Mais hier, il s'est trouvé un pilote de deuxième catégorie sur le vol de 12h35 pour Istanbul.Un pilote qui a accepté la basse besogne, accepté d'emmener vers la prison et la guerre un étudiant de 21 ans, entravé, et dont on se demande, le connaissant, s'il n'était pas drogué afin de faciliter son embarquement. Souhaitons que les pilotes de la première catégorie fassent contagion. Sans quoi Air France pourrait bientôt mériter totalement l'appellation de "compagnie des expulsions" vers nos enfers modernes que sont les régimes autoritaires, les pays de misère et de persécutions.
Quelle police pour quel état ?
Quand on est petit et qu'on veut devenir policier, c'est souvent pour "arrêter les méchants" . Combien de temps la police de cet état acceptera t'elle de mobiliser son énergie et son temps pour la chasse aux enfants, aux jeunes, aux familles sans-papiers, les privant ainsi de tout avenir ? Sont-ils entrés dans la police pour cela ?
Combien de temps les contribuables accepteront-ils que leurs impôts servent à les rémunérer et à payer les billets d'avion des expulsés ?
(un vol pour la Turquie, c'est 1000 euros)
Et maintenant, que faire ?
La famille d'Ibrahim et son avocate vont continuer à se battre pour obtenir le retour du jeune homme.
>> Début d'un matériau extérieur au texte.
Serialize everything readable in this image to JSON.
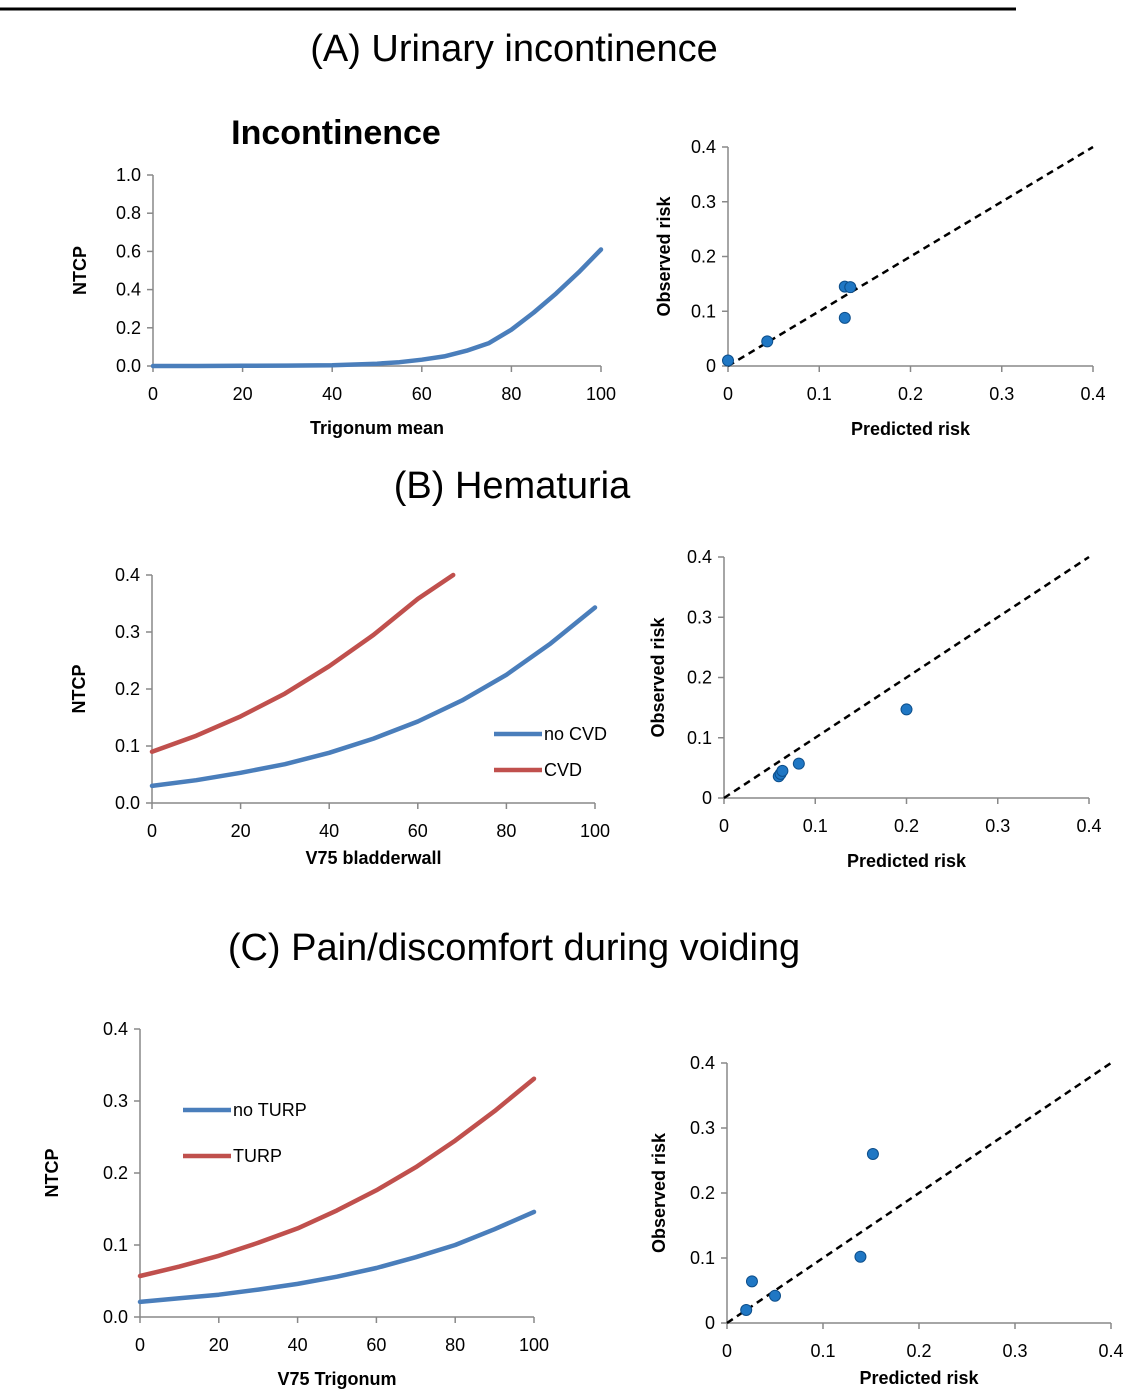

Ils trouveront à leurs côtés les lycéens, parents d'élèves, enseignants, les militants RESF, et bien d'autres, militants politiques, syndicaux, associatifs ...simples citoyens révoltés...
Les conditions de l'expulsion malgré la solidité de la demande du statut de réfugié politique sont telles que différents recours juridiques sont possibles, notamment auprès de la commission consultative des droits de l'homme.
Et surtout, la mobilisation citoyenne peut faire revenir Ibrahim, comme elle a fait revenir Suzylène, lycéenne expulsée vers le Cap Vert revenue après 6 mois d'exil l'année dernière.